I've had a few people ask what my editing techniques are for building FPV videos and composing music. So here is a break-down of what I use and my work-flow.
TODD'S EDITING TECHNIQUES 101:
Each shot is isolated from whatever video it came from. I load my videos up in QuickTime Pro, use the selection bar to select the shots I want, then I copy and paste individual shots out into a new file and save it to disk with an easy to recognize name.

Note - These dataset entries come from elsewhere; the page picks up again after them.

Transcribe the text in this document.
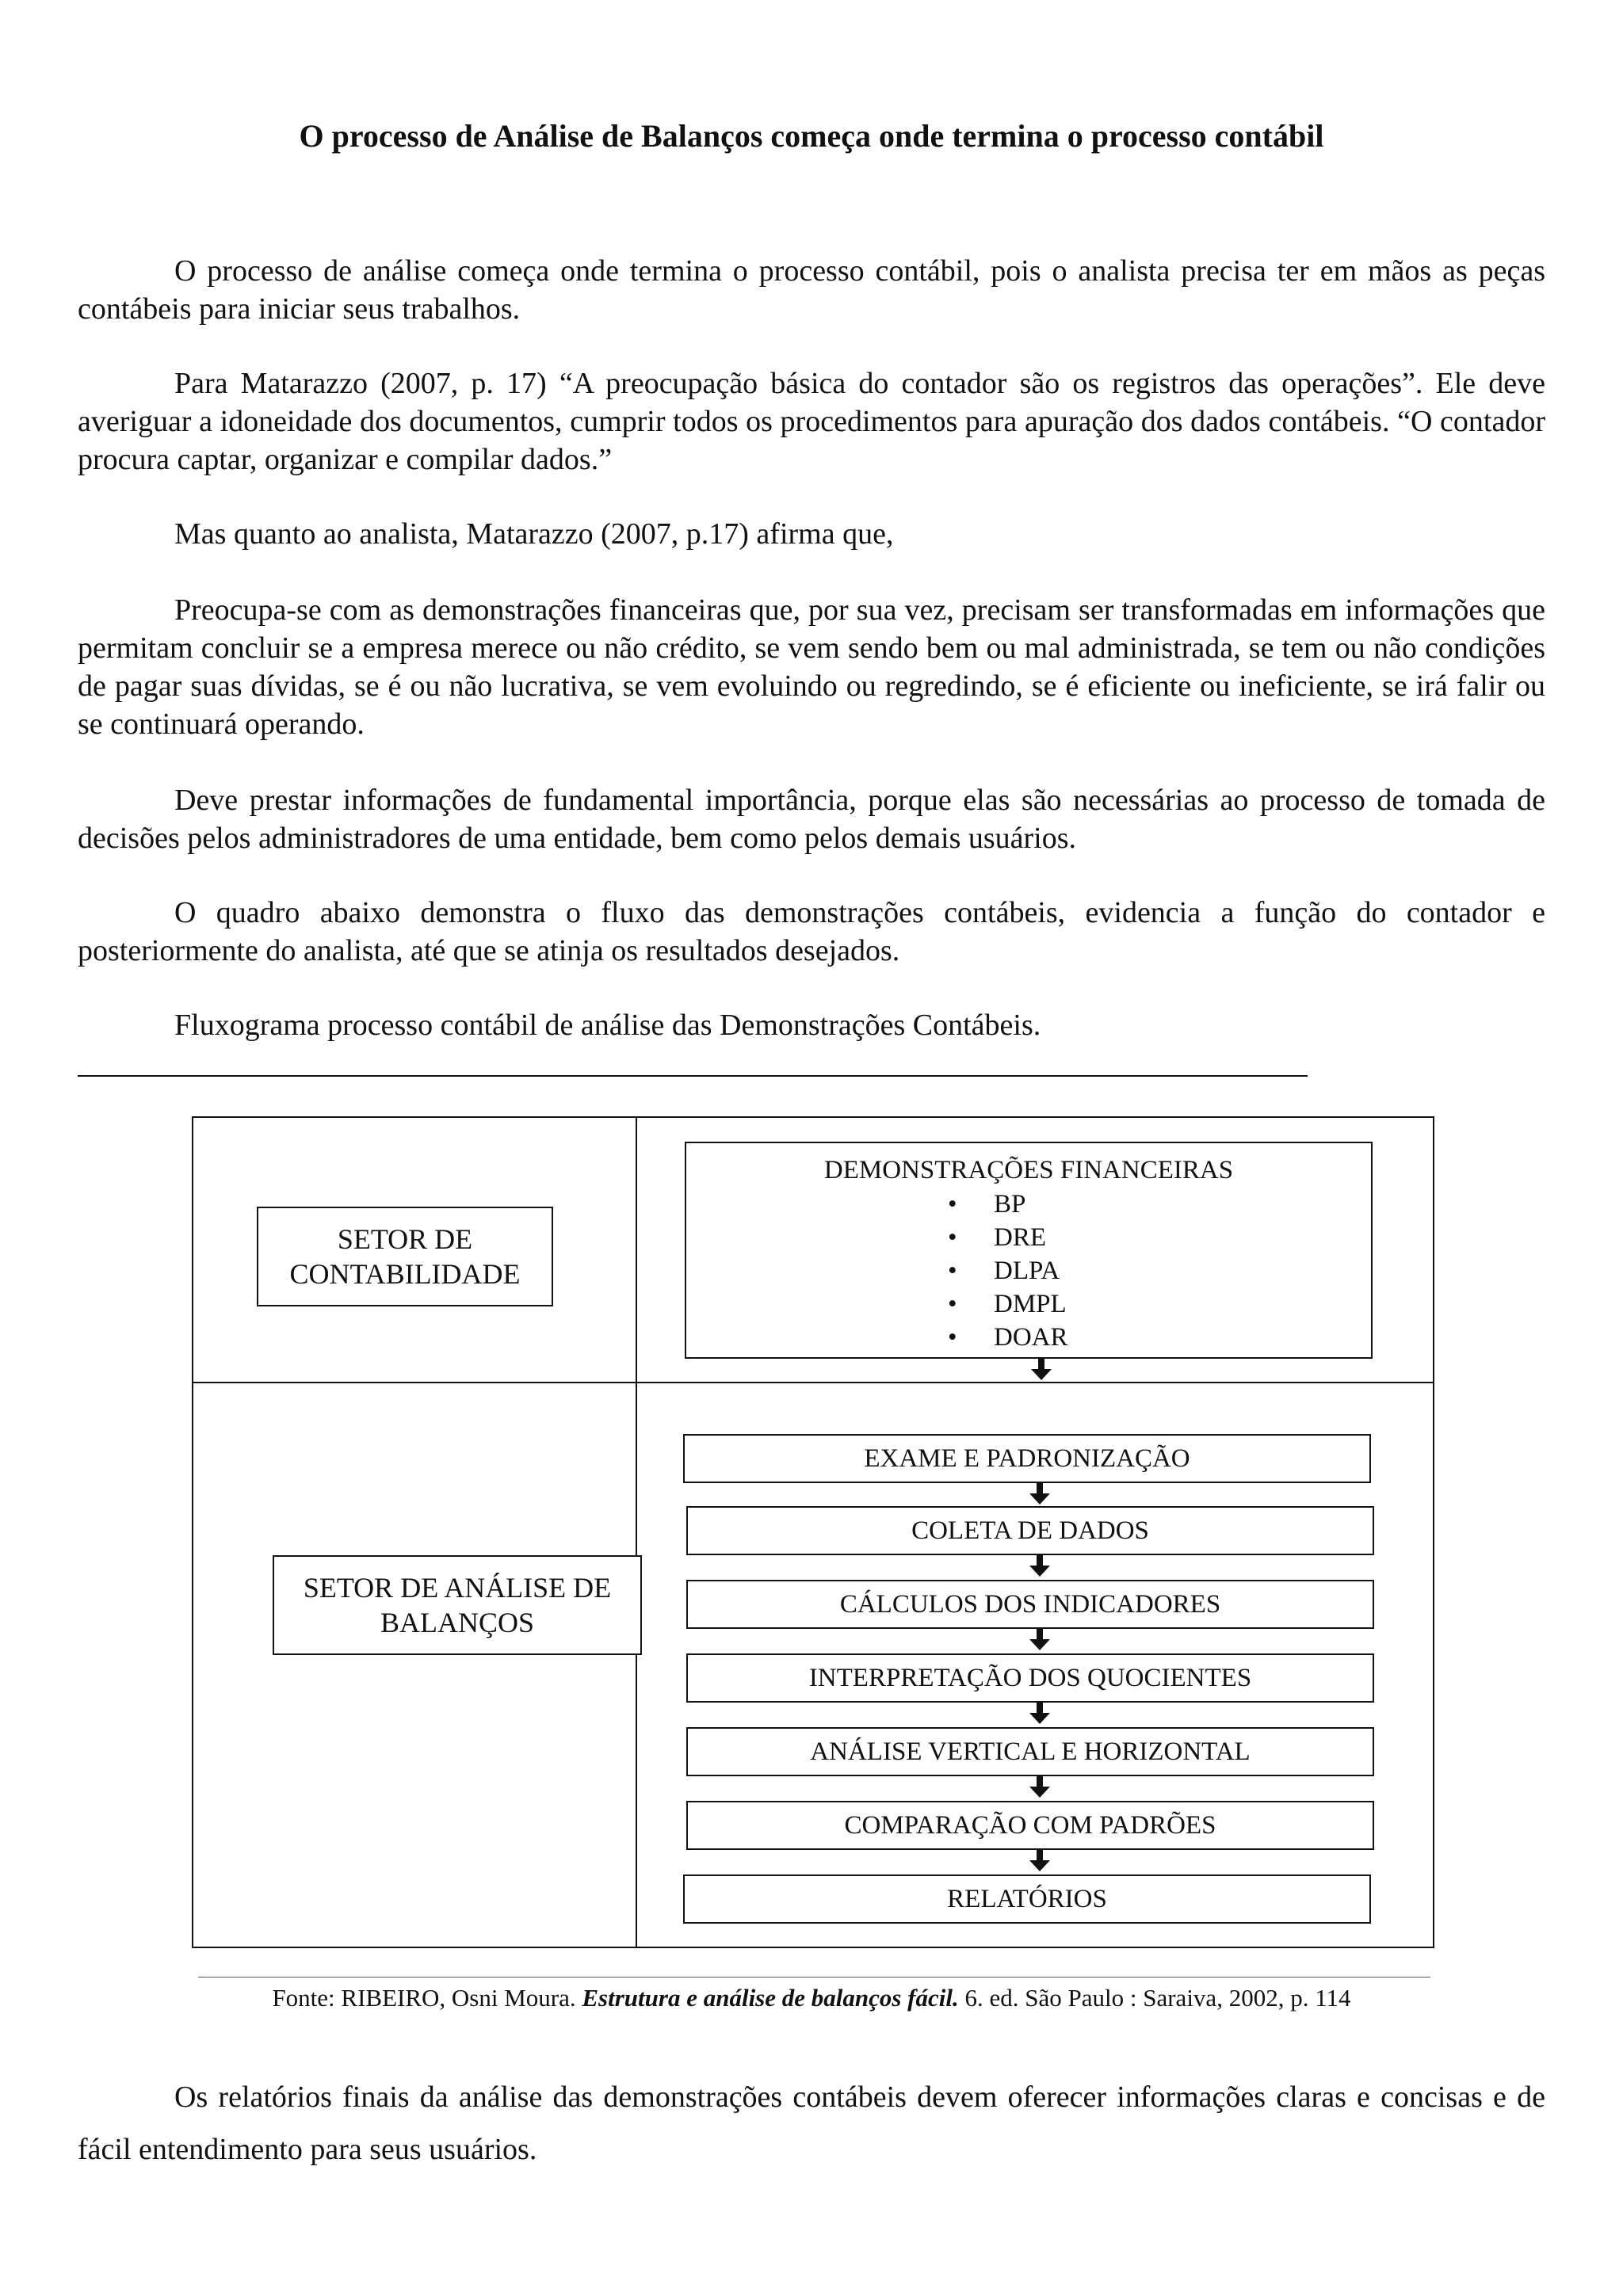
O processo de Análise de Balanços começa onde termina o processo contábil

O processo de análise começa onde termina o processo contábil, pois o analista precisa ter em mãos as peças contábeis para iniciar seus trabalhos.

Para Matarazzo (2007, p. 17) “A preocupação básica do contador são os registros das operações”. Ele deve averiguar a idoneidade dos documentos, cumprir todos os procedimentos para apuração dos dados contábeis. “O contador procura captar, organizar e compilar dados.”

Mas quanto ao analista, Matarazzo (2007, p.17) afirma que,

Preocupa-se com as demonstrações financeiras que, por sua vez, precisam ser transformadas em informações que permitam concluir se a empresa merece ou não crédito, se vem sendo bem ou mal administrada, se tem ou não condições de pagar suas dívidas, se é ou não lucrativa, se vem evoluindo ou regredindo, se é eficiente ou ineficiente, se irá falir ou se continuará operando.

Deve prestar informações de fundamental importância, porque elas são necessárias ao processo de tomada de decisões pelos administradores de uma entidade, bem como pelos demais usuários.

O quadro abaixo demonstra o fluxo das demonstrações contábeis, evidencia a função do contador e posteriormente do analista, até que se atinja os resultados desejados.

Fluxograma processo contábil de análise das Demonstrações Contábeis.

SETOR DE CONTABILIDADE
DEMONSTRAÇÕES FINANCEIRAS
• BP
• DRE
• DLPA
• DMPL
• DOAR
SETOR DE ANÁLISE DE BALANÇOS
EXAME E PADRONIZAÇÃO
COLETA DE DADOS
CÁLCULOS DOS INDICADORES
INTERPRETAÇÃO DOS QUOCIENTES
ANÁLISE VERTICAL E HORIZONTAL
COMPARAÇÃO COM PADRÕES
RELATÓRIOS
Fonte: RIBEIRO, Osni Moura. Estrutura e análise de balanços fácil. 6. ed. São Paulo : Saraiva, 2002, p. 114

Os relatórios finais da análise das demonstrações contábeis devem oferecer informações claras e concisas e de fácil entendimento para seus usuários.
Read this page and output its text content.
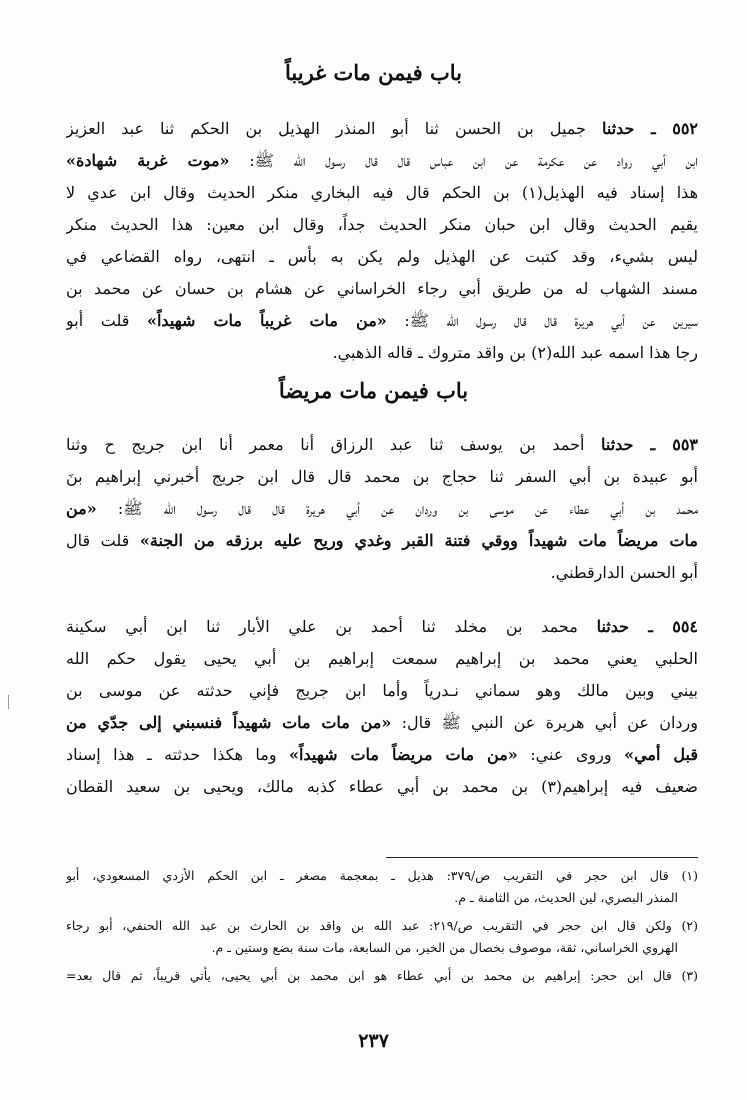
باب فيمن مات غريباً
٥٥٢ ـ حدثنا جميل بن الحسن ثنا أبو المنذر الهذيل بن الحكم ثنا عبد العزيز
ابن أبي رواد عن عكرمة عن ابن عباس قال قال رسول الله ﷺ: «موت غربة شهادة»
هذا إسناد فيه الهذيل(١) بن الحكم قال فيه البخاري منكر الحديث وقال ابن عدي لا
يقيم الحديث وقال ابن حبان منكر الحديث جداً، وقال ابن معين: هذا الحديث منكر
ليس بشيء، وقد كتبت عن الهذيل ولم يكن به بأس ـ انتهى، رواه القضاعي في
مسند الشهاب له من طريق أبي رجاء الخراساني عن هشام بن حسان عن محمد بن
سيرين عن أبي هريرة قال قال رسول الله ﷺ: «من مات غريباً مات شهيداً» قلت أبو
رجا هذا اسمه عبد الله(٢) بن واقد متروك ـ قاله الذهبي.
باب فيمن مات مريضاً
٥٥٣ ـ حدثنا أحمد بن يوسف ثنا عبد الرزاق أنا معمر أنا ابن جريج ح وثنا
أبو عبيدة بن أبي السفر ثنا حجاج بن محمد قال قال ابن جريج أخبرني إبراهيم بنَ
محمد بن أبي عطاء عن موسى بن وردان عن أبي هريرة قال قال رسول الله ﷺ: «من
مات مريضاً مات شهيداً ووقي فتنة القبر وغدي وريح عليه برزقه من الجنة» قلت قال
أبو الحسن الدارقطني.
٥٥٤ ـ حدثنا محمد بن مخلد ثنا أحمد بن علي الأبار ثنا ابن أبي سكينة
الحلبي يعني محمد بن إبراهيم سمعت إبراهيم بن أبي يحيى يقول حكم الله
بيني وبين مالك وهو سماني نـدرياً وأما ابن جريج فإني حدثته عن موسى بن
وردان عن أبي هريرة عن النبي ﷺ قال: «من مات مات شهيداً فنسبني إلى جدّي من
قبل أمي» وروى عني: «من مات مريضاً مات شهيداً» وما هكذا حدثته ـ هذا إسناد
ضعيف فيه إبراهيم(٣) بن محمد بن أبي عطاء كذبه مالك، ويحيى بن سعيد القطان
(١) قال ابن حجر في التقريب ص/٣٧٩: هذيل ـ بمعجمة مصغر ـ ابن الحكم الأزدي المسعودي، أبو
المنذر البصري، لين الحديث، من الثامنة ـ م.
(٢) ولكن قال ابن حجر في التقريب ص/٢١٩: عبد الله بن واقد بن الحارث بن عبد الله الحنفي، أبو رجاء
الهروي الخراساني، ثقة، موصوف بخصال من الخير، من السابعة، مات سنة بضع وستين ـ م.
(٣) قال ابن حجر: إبراهيم بن محمد بن أبي عطاء هو ابن محمد بن أبي يحيى، يأتي قريباً، ثم قال بعد=
٢٣٧
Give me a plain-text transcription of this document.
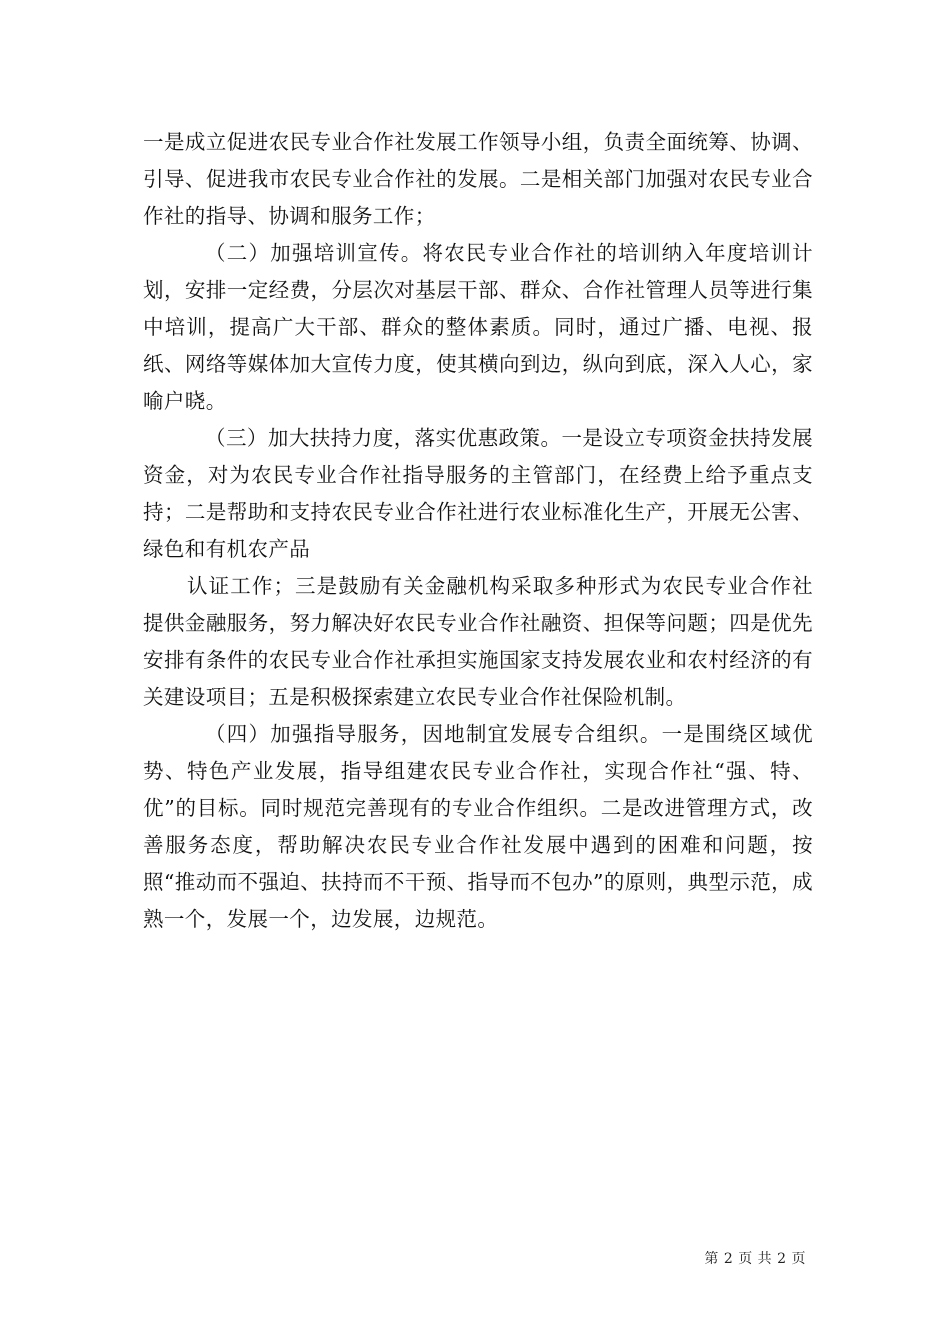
一是成立促进农民专业合作社发展工作领导小组，负责全面统筹、协调、引导、促进我市农民专业合作社的发展。二是相关部门加强对农民专业合作社的指导、协调和服务工作；

（二）加强培训宣传。将农民专业合作社的培训纳入年度培训计划，安排一定经费，分层次对基层干部、群众、合作社管理人员等进行集中培训，提高广大干部、群众的整体素质。同时，通过广播、电视、报纸、网络等媒体加大宣传力度，使其横向到边，纵向到底，深入人心，家喻户晓。

（三）加大扶持力度，落实优惠政策。一是设立专项资金扶持发展资金，对为农民专业合作社指导服务的主管部门，在经费上给予重点支持；二是帮助和支持农民专业合作社进行农业标准化生产，开展无公害、绿色和有机农产品

认证工作；三是鼓励有关金融机构采取多种形式为农民专业合作社提供金融服务，努力解决好农民专业合作社融资、担保等问题；四是优先安排有条件的农民专业合作社承担实施国家支持发展农业和农村经济的有关建设项目；五是积极探索建立农民专业合作社保险机制。

（四）加强指导服务，因地制宜发展专合组织。一是围绕区域优势、特色产业发展，指导组建农民专业合作社，实现合作社“强、特、优”的目标。同时规范完善现有的专业合作组织。二是改进管理方式，改善服务态度，帮助解决农民专业合作社发展中遇到的困难和问题，按照“推动而不强迫、扶持而不干预、指导而不包办”的原则，典型示范，成熟一个，发展一个，边发展，边规范。

第 2 页 共 2 页
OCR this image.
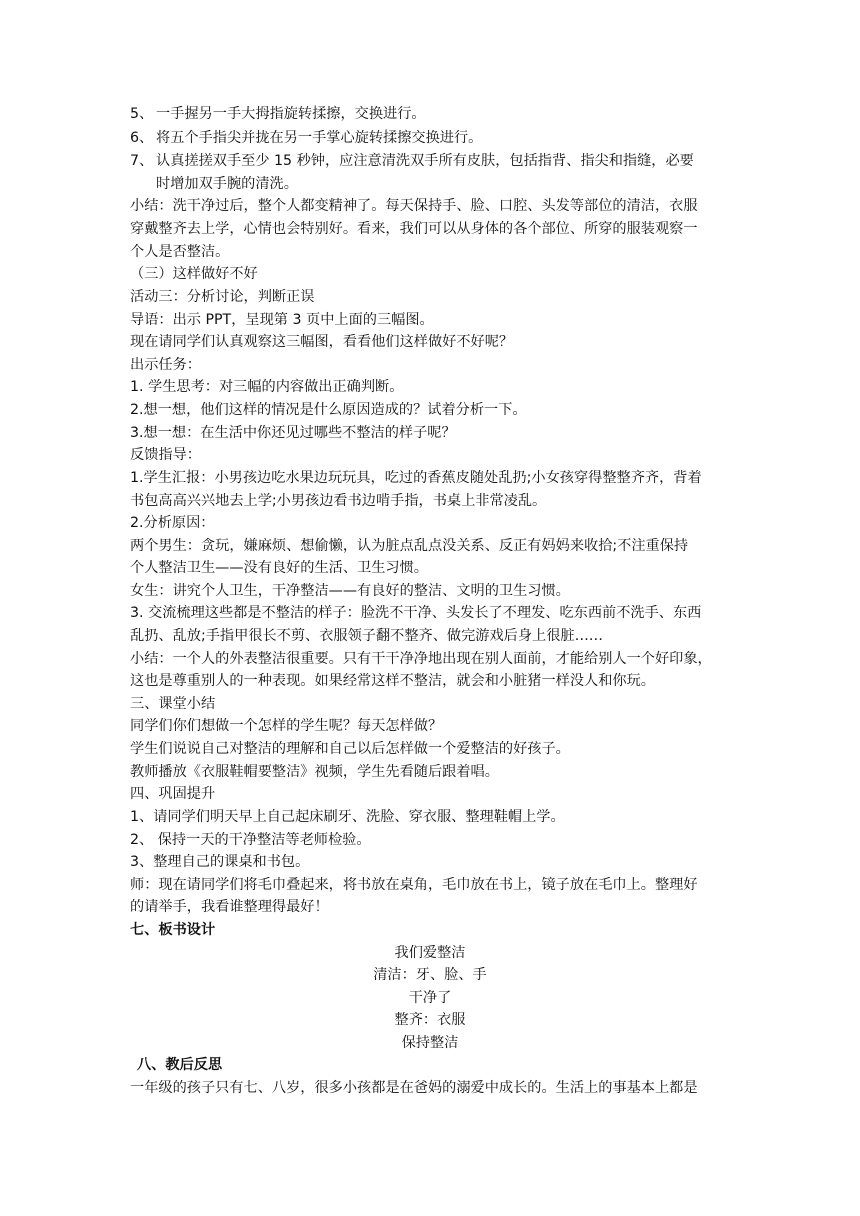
5、 一手握另一手大拇指旋转揉擦，交换进行。
6、 将五个手指尖并拢在另一手掌心旋转揉擦交换进行。
7、 认真搓搓双手至少 15 秒钟，应注意清洗双手所有皮肤，包括指背、指尖和指缝，必要
时增加双手腕的清洗。
小结：洗干净过后，整个人都变精神了。每天保持手、脸、口腔、头发等部位的清洁，衣服
穿戴整齐去上学，心情也会特别好。看来，我们可以从身体的各个部位、所穿的服装观察一
个人是否整洁。
（三）这样做好不好
活动三：分析讨论，判断正误
导语：出示 PPT，呈现第 3 页中上面的三幅图。
现在请同学们认真观察这三幅图，看看他们这样做好不好呢？
出示任务：
1. 学生思考：对三幅的内容做出正确判断。
2.想一想，他们这样的情况是什么原因造成的？试着分析一下。
3.想一想：在生活中你还见过哪些不整洁的样子呢？
反馈指导：
1.学生汇报：小男孩边吃水果边玩玩具，吃过的香蕉皮随处乱扔;小女孩穿得整整齐齐，背着
书包高高兴兴地去上学;小男孩边看书边啃手指，书桌上非常凌乱。
2.分析原因：
两个男生：贪玩，嫌麻烦、想偷懒，认为脏点乱点没关系、反正有妈妈来收拾;不注重保持
个人整洁卫生——没有良好的生活、卫生习惯。
女生：讲究个人卫生，干净整洁——有良好的整洁、文明的卫生习惯。
3. 交流梳理这些都是不整洁的样子：脸洗不干净、头发长了不理发、吃东西前不洗手、东西
乱扔、乱放;手指甲很长不剪、衣服领子翻不整齐、做完游戏后身上很脏……
小结：一个人的外表整洁很重要。只有干干净净地出现在别人面前，才能给别人一个好印象，
这也是尊重别人的一种表现。如果经常这样不整洁，就会和小脏猪一样没人和你玩。
三、课堂小结
同学们你们想做一个怎样的学生呢？每天怎样做？
学生们说说自己对整洁的理解和自己以后怎样做一个爱整洁的好孩子。
教师播放《衣服鞋帽要整洁》视频，学生先看随后跟着唱。
四、巩固提升
1、请同学们明天早上自己起床刷牙、洗脸、穿衣服、整理鞋帽上学。
2、 保持一天的干净整洁等老师检验。
3、整理自己的课桌和书包。
师：现在请同学们将毛巾叠起来，将书放在桌角，毛巾放在书上，镜子放在毛巾上。整理好
的请举手，我看谁整理得最好！
七、板书设计
我们爱整洁
清洁：牙、脸、手
干净了
整齐：衣服
保持整洁
八、教后反思
一年级的孩子只有七、八岁，很多小孩都是在爸妈的溺爱中成长的。生活上的事基本上都是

Then I decide which technique I'm gonna use to stabilize the shot. It's usually windy up in the mountains & cliffs where I fly, so every single shot gets stabilized (except on gimbal stabilized multirotor shots). Shots that are more distant (far away from terrain) can be done quickly in Adobe After Effects Stabilizer. It's fast, but pretty dumb. It gets confused if you fly by something close, unable to distinguish between foreground and background elements. So sometimes it just randomly zooms things in and out. You can't isolate rotation & scale from each other for some ridiculously STUPID reason. Hello, Adobe!? Are you guys awake over there? C'mon! Nobody links rotation & scale... and for good reason!
So for the shots where I'm close to stuff, I load the shot back in QT Pro and export it as an AVI and load it into VirtualDub, which is a standalone video processing tool. DeShaker is a stabilizer that plugs into VirtualDub. It's complicated, but does a good job.